Ah la musica, già! Diciamo qualcosa anche su quella. Da Highsnob a La rappresentante di lista, Iva Zanicchi e Gianni Morandi, il ritorno di Elisa, la poesia di Truppi e l’elettronica di Dargen D’Amico, le noti neomelodiche di Ana Mena e il megafono di Giusy Ferreri, dentro ci abbiamo messo di tutto e va benissimo. Sin dalla seconda serata c’è stata davvero poca competizione, solo qualche dubbio sull’assegnazione del primo posto, ma il podio era già segnato. Mahmood ha una voce unica, Blanco è inarrestabile. Elisa, ha portato il brano più sanremese – ne conviene anche l’orchestra – ma l’Eurofestival sentirà i Brividi. Che dire su Gianni? La canzone è proprio tua, ti vogliamo bene, lo meriti.

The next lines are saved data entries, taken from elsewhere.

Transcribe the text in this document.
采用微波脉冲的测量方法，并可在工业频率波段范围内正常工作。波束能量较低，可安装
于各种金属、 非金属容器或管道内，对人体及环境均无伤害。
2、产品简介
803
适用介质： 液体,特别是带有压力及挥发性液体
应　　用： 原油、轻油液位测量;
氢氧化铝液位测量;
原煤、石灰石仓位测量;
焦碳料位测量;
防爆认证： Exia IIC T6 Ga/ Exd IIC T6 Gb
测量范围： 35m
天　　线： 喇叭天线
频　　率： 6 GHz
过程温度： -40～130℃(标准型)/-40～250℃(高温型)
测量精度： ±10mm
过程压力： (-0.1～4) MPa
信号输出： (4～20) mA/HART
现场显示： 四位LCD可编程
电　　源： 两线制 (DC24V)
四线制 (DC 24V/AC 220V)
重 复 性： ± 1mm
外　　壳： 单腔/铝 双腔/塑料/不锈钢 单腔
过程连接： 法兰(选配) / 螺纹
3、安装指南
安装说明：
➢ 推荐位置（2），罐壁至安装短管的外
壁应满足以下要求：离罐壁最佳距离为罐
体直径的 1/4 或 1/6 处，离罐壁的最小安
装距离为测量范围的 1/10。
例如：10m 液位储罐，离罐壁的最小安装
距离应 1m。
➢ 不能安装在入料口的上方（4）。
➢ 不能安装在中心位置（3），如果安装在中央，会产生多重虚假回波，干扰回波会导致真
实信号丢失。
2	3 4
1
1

Questa musica italiana, ci piace. La ascoltiamo, la cantiamo, la denigriamo. Dentro ci troviamo spazio per tutti e per tutto, senza distinzione di sesso, di razza, di lingua, di religione, di opinioni politiche, di condizioni personali e sociali. Nella musica ho detto, non al Festival, non in Italia.
Sanremo va salvato, trattato male e rispettato, amato e odiato in modo schizofrenico, visto con distrazione e lucidità. Sia mai in uno di questi momenti, riusciamo a capire che in questo circo stiamo ballando anche noi.